От присутствия посторонних тесно стало в пятистенной рубленной из вековых деревьев избе лесника. Прислал к нему князь семерых, вооруженных, хорошо хоть пеших, а то где сена напасти, своя бы скотина средь зимы без корма осталась. По разговору, когда вечеряли (самогонку гости пили свою, а хлеб и сало хозяйские), понял Серафим, что народец этот лихой, как будто из отряда самого Попова, а князь вроде бы и сам по себе, и с их атаманом связан каким-то общим там интересом. Толком ему про князя никто рассказать и не смог. А хотелось Серафиму послушать про старого хозяина, которого он вспоминал до сих пор тепло, как покровителя всей их лесной династии. Немощен, поди, стал, а может, и убог — по лесам ведь прячется, куску хлеба рад. Жаль, что не приехал вместе с этими. Чего у него с ними только общего-то? Встретил бы его сегодня Туркин не хуже, чем раньше, когда зависим еще от князя был. Эти, сразу видно, разбойное племя, а князь — да разве ж им чета, всем наукам обучен. Последний раз виделись, как войне начаться, осенью в четырнадцатом. В военной форме штабс-капитан Разумовский держался молодцом, несмотря на годы. В одном из номеров журнала «Нива» среди портретов героев, награжденных Георгиевским оружием, видел его Серафим уже подполковником. «Далеко пойдет наш-то, — подумалось, — до генерала, не меньше». А тут и революция…

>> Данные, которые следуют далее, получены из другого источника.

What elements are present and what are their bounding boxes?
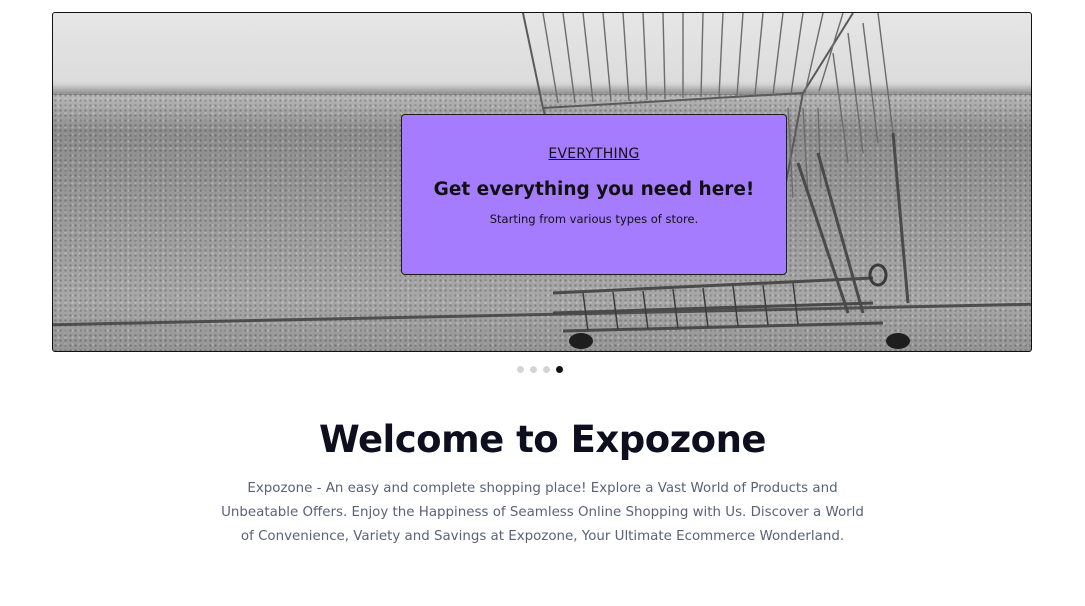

— Сколь жить у меня думаете? — спросил Серафим пришельцев.
— До зеленой тропки, — ответили.
— Поведу вас завтра на сельник, — решил лесник. — Место глухое. Живите, не балуйте.
Сельником Туркины называли свою заимку на острове средь лесного болота, где стоял охотничий домик и большой сарай для заготовленного за лето сена. Когда устанавливался санный путь, сено подвозилось к хутору. По уже забитому недавними снегопадами зимнику пробирались на место часа три. Шли след в след. Продукты — мясо, картошку, крупу — тащили на себе в заплечных мешках.
— Ты к нам, батя, зря не ходи. Сами придем, когда надо. На, бери деньги. Самогонки добудь, хоть сдохни. Без нее, родимой, здесь волком завоешь.